Vênus: Imagens de um planeta gêmeo
Nave espacial Magalhães descobre em Vênus estranhas formas geológicas. Paradoxalmente, teriam sido criadas pelas mesmas forças que estão em ação na Terra.
A nave Magalhães mostra que o vizinho da Terra é muito mais parecido com ela do que supunha Construída aos pedaços, com peças de outros veículos espaciais, para reduzir custos, a nave americana Magalhães começou a ter problemas antes mesmo de levantar vôo, em maio de 1989. Mais tarde, um defeito, ainda não identificado, deixou-a muda e perdida em pleno vôo, por mais de dezessete horas. Mas, passado o temor de perda definitiva, redimiu-se inteiramente. Equipada com um acurado radar, capaz de distinguir pormenores de apenas 120 metros – contra os 1 200 metros atuais –, ela descobriu, em Vênus, estranhas formas geológicas.
Paradoxalmente, teriam sido criadas pelas mesmas forças que estão em ação na Terra.
Um exemplo são as imensas rochas fraturadas da região venusiana de Ishtar. Embora tenham mais de 100 quilômetros de extensão, sob um formidável empuxo subterrâneo, porem ter rachado, como um pára-brisa de automóvel ao ser atingido por uma pedra. “Trata-se de um fenômeno fundamentalmente similar aos que se vêem na Terra”, avalia Stephen Saunders, especialista da agência espacial americana, a NASA. Ele se refere aos turbilhões de rocha derretida que vazam continuamente das profundezas, especialmente sobre o leito dos oceanos. Assim, reconstroem a crosta do planeta e movem as gigantescas placas que alicerçam os continentes e oceanos – chamadas placas tectônicas.
Havia dúvida de que essa mecânica evolutiva funcionaria em Vênus, já que não existem na Lua, Mercúrio e Marte. Mas as fraturas em Ishtar forçam uma revisão nesse conceito, mesmo que o resultado final tenha sido algo único no sistema solar. É possível que, em Vênus, as placas tectônicas não sejam tão bem separadas quanto as terrestres. Desse modo, as rochas derretidas não poderiam vazar nos intervalos entre elas e tenderiam a erguer grandes frações da crosta, fraturando-as. Outro fenômeno pitoresco são largas redomas – pontos em que a crosta, de alguma forma, tornou-se mais maleável e inflou, tomando a aparência de uma bacia de boca para baixo.
Essa imagem traz à lembrança que a temperatura no solo de Vênus alcança 500 graus Celsius – o bastante para criar rios de chumbo, se esse metal existisse em grandes quantidades à superfície. Em tal forno, a crosta pode perder a rigidez, especialmente se for menor espessa do que a terrestre, como se supõe. Novamente, então, forças parecidas geram um cenário geológico peculiar, que se completa com os vulcões. Desde 1978, já se desconfiava que Vênus podia abrigar crateras explosivas, mas ninguém as imaginava tão numerosas como sugerem os sensores da Magalhães. Sua importância parece ser até maior que a Terra, onde a atividade vulcânica concentra-se em pontos e faixas associados com os vazamentos rochosos.

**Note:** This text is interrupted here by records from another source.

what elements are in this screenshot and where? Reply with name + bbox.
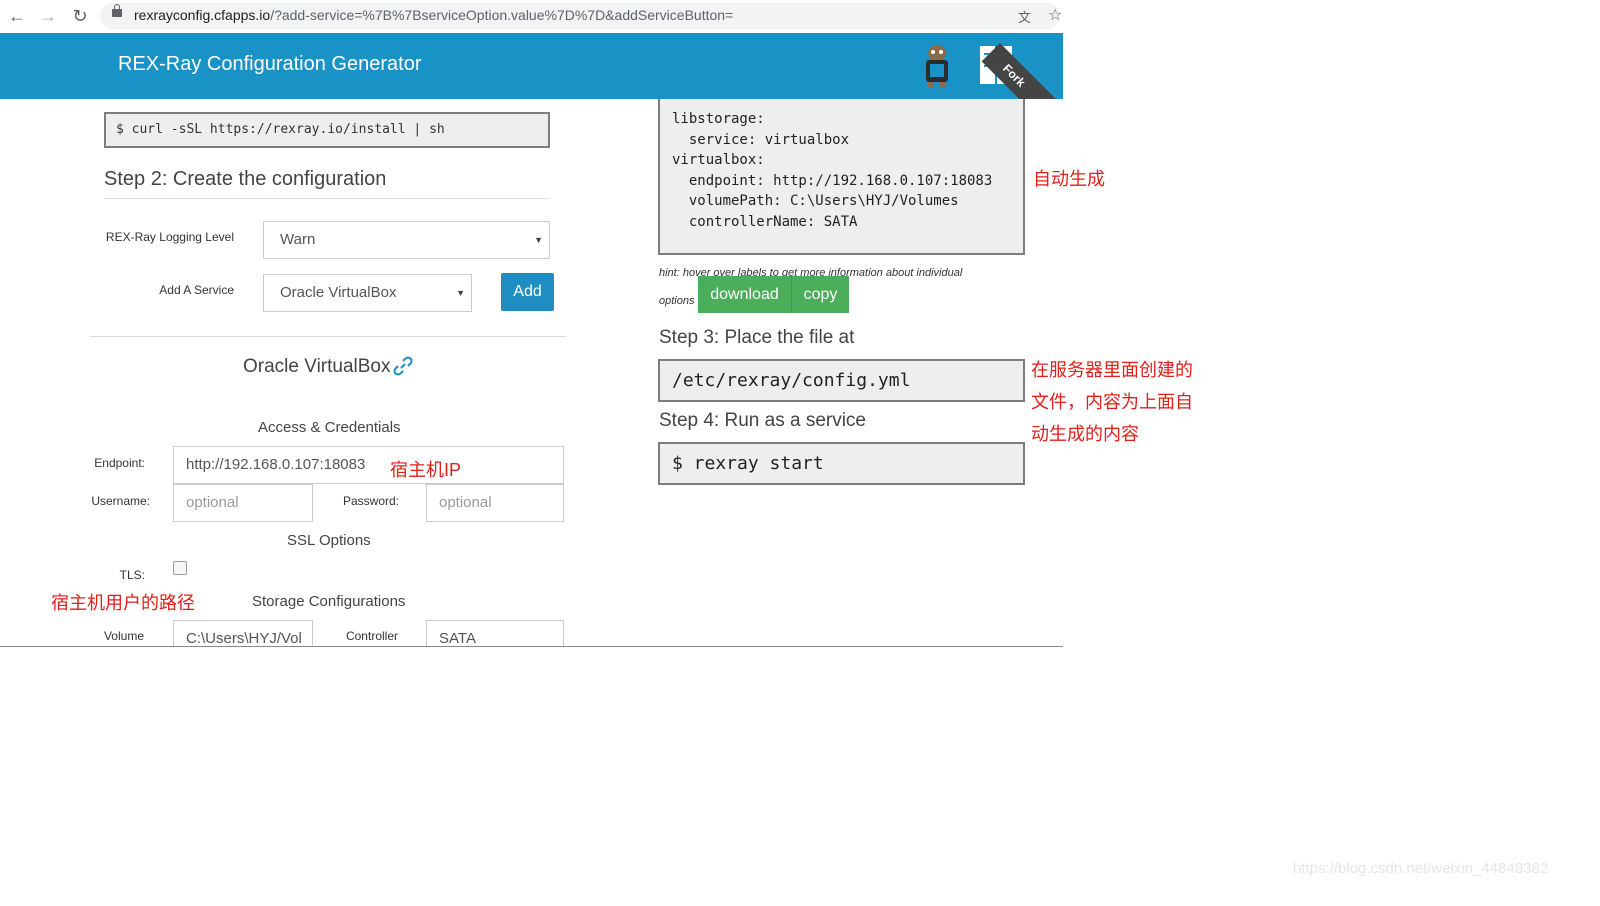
username-label: Username: (91, 494, 150, 508)
add-service-button[interactable]: Add (501, 273, 554, 311)
app-header: REX-Ray Configuration Generator Fork (0, 33, 1063, 99)
annotation-auto-generated: 自动生成 (1033, 169, 1105, 189)
dropdown-caret-icon: ▼ (456, 288, 465, 298)
password-placeholder: optional (439, 494, 492, 511)
translate-icon[interactable]: 文 (1018, 7, 1031, 26)
config-preview: libstorage: service: virtualbox virtualb… (658, 99, 1025, 255)
add-service-label: Add A Service (159, 283, 234, 297)
forward-arrow-icon[interactable]: → (36, 4, 60, 28)
bookmark-star-icon[interactable]: ☆ (1048, 5, 1062, 25)
password-label: Password: (342, 494, 399, 508)
ssl-options-heading: SSL Options (287, 532, 371, 549)
download-button[interactable]: download (698, 276, 791, 313)
step2-heading: Step 2: Create the configuration (104, 168, 387, 190)
copy-button[interactable]: copy (791, 276, 849, 313)
logging-level-value: Warn (280, 231, 316, 248)
step3-heading: Step 3: Place the file at (659, 327, 855, 348)
run-command-box: $ rexray start (658, 442, 1025, 485)
service-title: Oracle VirtualBox (243, 356, 391, 377)
install-command: $ curl -sSL https://rexray.io/install | … (104, 112, 550, 148)
dropdown-caret-icon: ▼ (534, 235, 543, 245)
annotation-file-note-line3: 动生成的内容 (1031, 424, 1139, 444)
password-input[interactable]: optional (426, 484, 564, 522)
controller-input[interactable]: SATA (426, 620, 564, 647)
back-arrow-icon[interactable]: ← (5, 4, 29, 28)
divider (90, 336, 566, 337)
reload-icon[interactable]: ↻ (68, 4, 92, 28)
step4-heading: Step 4: Run as a service (659, 410, 866, 431)
access-credentials-heading: Access & Credentials (258, 419, 401, 436)
add-service-select[interactable]: Oracle VirtualBox ▼ (263, 274, 472, 312)
annotation-file-note: 在服务器里面创建的 文件，内容为上面自 动生成的内容 (1031, 354, 1193, 450)
fork-ribbon[interactable]: Fork (981, 43, 1063, 99)
endpoint-label: Endpoint: (94, 456, 145, 470)
annotation-file-note-line1: 在服务器里面创建的 (1031, 360, 1193, 380)
logging-level-label: REX-Ray Logging Level (105, 230, 234, 244)
controller-label: Controller (345, 629, 398, 643)
url-text: rexrayconfig.cfapps.io/?add-service=%7B%… (134, 7, 733, 23)
annotation-file-note-line2: 文件，内容为上面自 (1031, 392, 1193, 412)
username-placeholder: optional (186, 494, 239, 511)
divider (104, 198, 550, 199)
username-input[interactable]: optional (173, 484, 313, 522)
logging-level-select[interactable]: Warn ▼ (263, 221, 550, 259)
volume-label: Volume (103, 629, 144, 643)
app-title[interactable]: REX-Ray Configuration Generator (118, 53, 421, 76)
storage-config-heading: Storage Configurations (252, 593, 406, 610)
url-host: rexrayconfig.cfapps.io (134, 7, 271, 23)
url-path: /?add-service=%7B%7BserviceOption.value%… (270, 7, 734, 23)
lock-icon (112, 4, 122, 17)
address-bar[interactable]: rexrayconfig.cfapps.io/?add-service=%7B%… (100, 3, 1062, 29)
annotation-host-user-path: 宿主机用户的路径 (51, 593, 195, 613)
endpoint-input[interactable]: http://192.168.0.107:18083 (173, 446, 564, 484)
watermark: https://blog.csdn.net/weixin_44848382 (1293, 860, 1549, 877)
tls-checkbox[interactable] (173, 561, 187, 575)
link-icon[interactable] (393, 356, 413, 376)
mascot-icon[interactable] (920, 43, 954, 89)
annotation-host-ip: 宿主机IP (390, 460, 462, 480)
add-service-value: Oracle VirtualBox (280, 284, 397, 301)
screenshot-edge (0, 646, 1063, 647)
browser-toolbar: ← → ↻ rexrayconfig.cfapps.io/?add-servic… (0, 0, 1063, 34)
config-path-box: /etc/rexray/config.yml (658, 359, 1025, 402)
tls-label: TLS: (119, 568, 145, 582)
volume-input[interactable]: C:\Users\HYJ/Vol (173, 620, 313, 647)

Em Vênus, a atividade vulcânica estende-se, de forma indiscriminada, por regiões inteiras – áreas cobertas por correntes de lava endurecida, com centenas de quilômetros de comprimento. Em vista de tudo isso, já se pensa, agora, que as lições aprendidas em Vênus podem ter utilidade prática na Terra. “Elas talvez nos ensinem como prever terremotos e erupções vulcânicas”, diz o geólogo Rymond Arvidson, um dos muitos cientistas que participam do projeto da Magalhães. Pode ser apenas entusiasmo, mas a torrente de novas informações parece justificar eventuais exageros.
As imagens já obtidas cobrem apenas 1,5% da superfície venusiana, mas, nos próximos cinco anos, ela será mapeada por completo, e mapeado oito vezes. Isso permitirá aprimorar os seus contornos. Nesse longo período, com alguma sorte, poderão surgir pequenas mudanças no perfil do planeta. Ficará provado, então, que o mundo gêmeo da Terra, além de ter tido uma adolescência semelhante, continua tão vivo quanto ela.